Henry drank his beer lying out on top of the common table. Nash put on some very old Appalachian folk music (Harry Smith’s Anthology that Sissy burned for Miranda and Miranda lent to Nash) and started to shut the place down for the night.

“How come you are never around anymore?” Nash said. Henry shrugged. He looked thinner than ever. He smelled of old beer and cigarettes.

“Do you think it’s possible—” Henry started.

“What?” Nash said. Dock Boggs was singing about honey and sugar through some fast banjo.

“Nothing.” Henry finished his beer and pulled another from the six-pack. “Hey, it’s your birthday, isn’t it? You’re fifty now.”

“Not till next week,” Nash said.

“Happy birthday, man.”

Nash waved it off.

“Here’s to fifty,” Henry said. “The beginning of the end. I feel every minute of my fifty-two years, I swear it, I wear them every day.”

“It’s funny, I don’t feel fifty,” Nash said.

Henry turned on his side, propped his head on his hand and studied the flyers on the table.

“I’m turning fifty, and it is just now dawning on me that I have limited time,” Nash said. “No kidding. I always felt my life was circumscribed, but I believed it was because of me, because of the choices I made. Now I realize — and only now, I am ashamed to say — that my life is circumscribed by definition. We are all circumscribed by the finite terms, you know? There is a whole world of things I missed out on and will never experience. Whatever I have done, there is an endless amount I have not done. Do you know what that tells me?”

Henry shook his head.

“It tells me it is not meant to be this all-encompassing journey. It is not meant to be catholic or encyclopedic. By now I have carved some grooves in this life. A few. What I need to do is hunker down and make those grooves deep and indelible. Not the time to dig new ones, you know?”
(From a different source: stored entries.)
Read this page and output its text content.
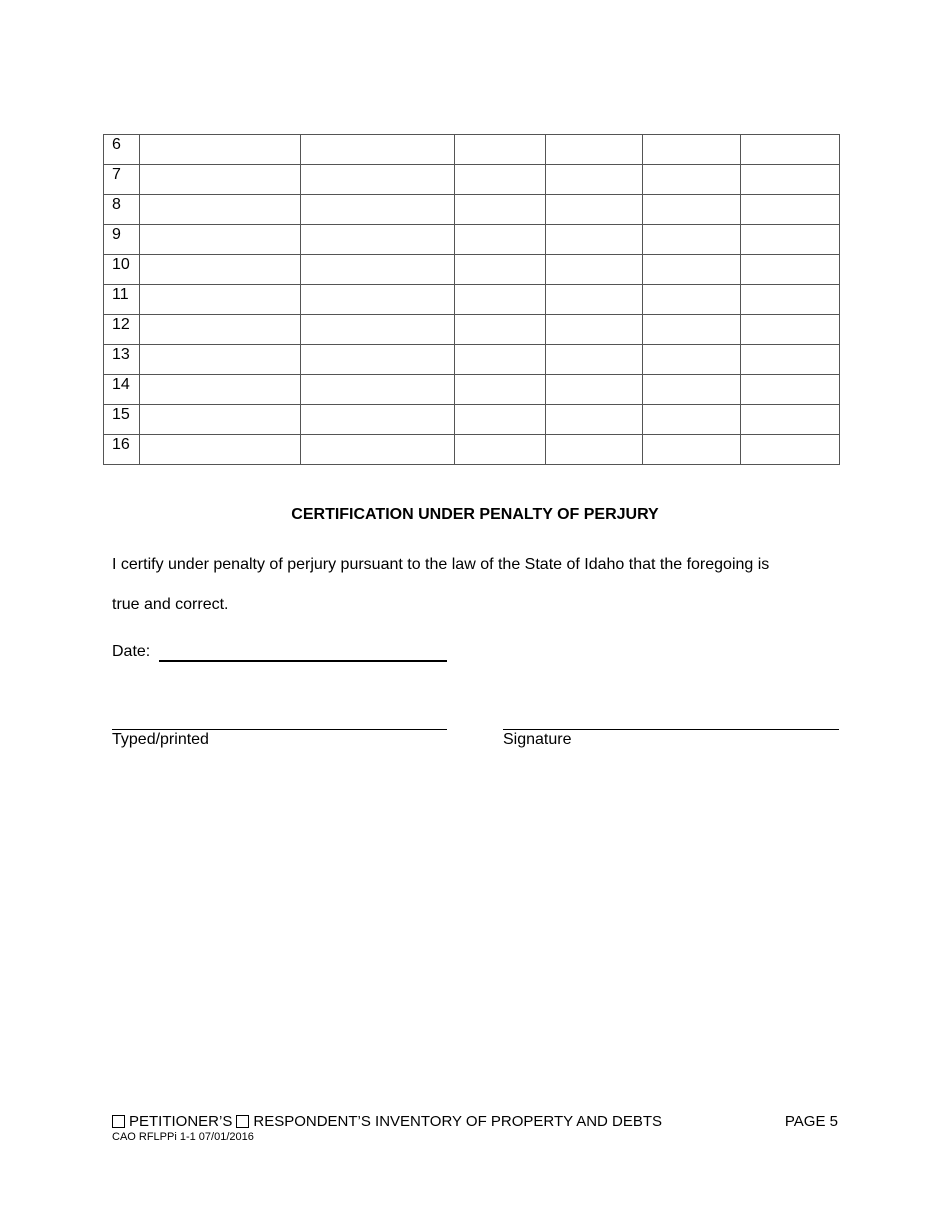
6						
7						
8						
9						
10						
11						
12						
13						
14						
15						
16						
CERTIFICATION UNDER PENALTY OF PERJURY
I certify under penalty of perjury pursuant to the law of the State of Idaho that the foregoing is
true and correct.
Date:
Typed/printed	Signature
PETITIONER’S RESPONDENT’S INVENTORY OF PROPERTY AND DEBTS	PAGE 5
CAO RFLPPi 1-1 07/01/2016
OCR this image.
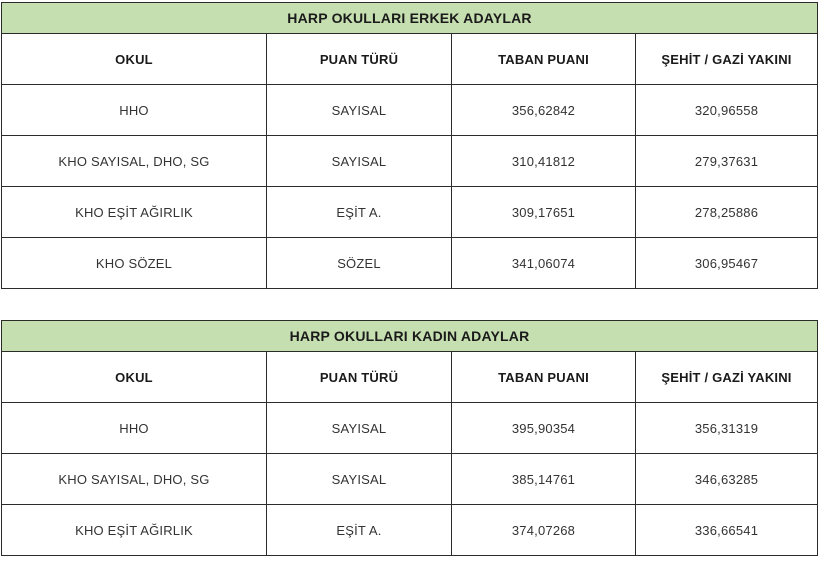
HARP OKULLARI ERKEK ADAYLAR			
OKUL	PUAN TÜRÜ	TABAN PUANI	ŞEHİT / GAZİ YAKINI
HHO	SAYISAL	356,62842	320,96558
KHO SAYISAL, DHO, SG	SAYISAL	310,41812	279,37631
KHO EŞİT AĞIRLIK	EŞİT A.	309,17651	278,25886
KHO SÖZEL	SÖZEL	341,06074	306,95467
HARP OKULLARI KADIN ADAYLAR			
OKUL	PUAN TÜRÜ	TABAN PUANI	ŞEHİT / GAZİ YAKINI
HHO	SAYISAL	395,90354	356,31319
KHO SAYISAL, DHO, SG	SAYISAL	385,14761	346,63285
KHO EŞİT AĞIRLIK	EŞİT A.	374,07268	336,66541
Henry sat up. “I guess. But.”

“The time now is for depth. Make that grab for profundity.”

“But.”

“Yeah?”

“What if they are the wrong grooves? What if you made mistakes? Shouldn’t you try to make it right, no matter how late it is?”

“Well, of course.”

“Hey, can I ask you something?” Henry said.

“What?”

“Do you know what kind of plastic explosive works best with a delayed fuse?”

Nash stopped midswig on his beer and looked sideways at Henry. “No, I don’t know the answer to that. Why do you want to know?”

“Nothing. It’s just information I’d like to have, you know, in case. I thought you might know because you seem to know a lot about plastic.”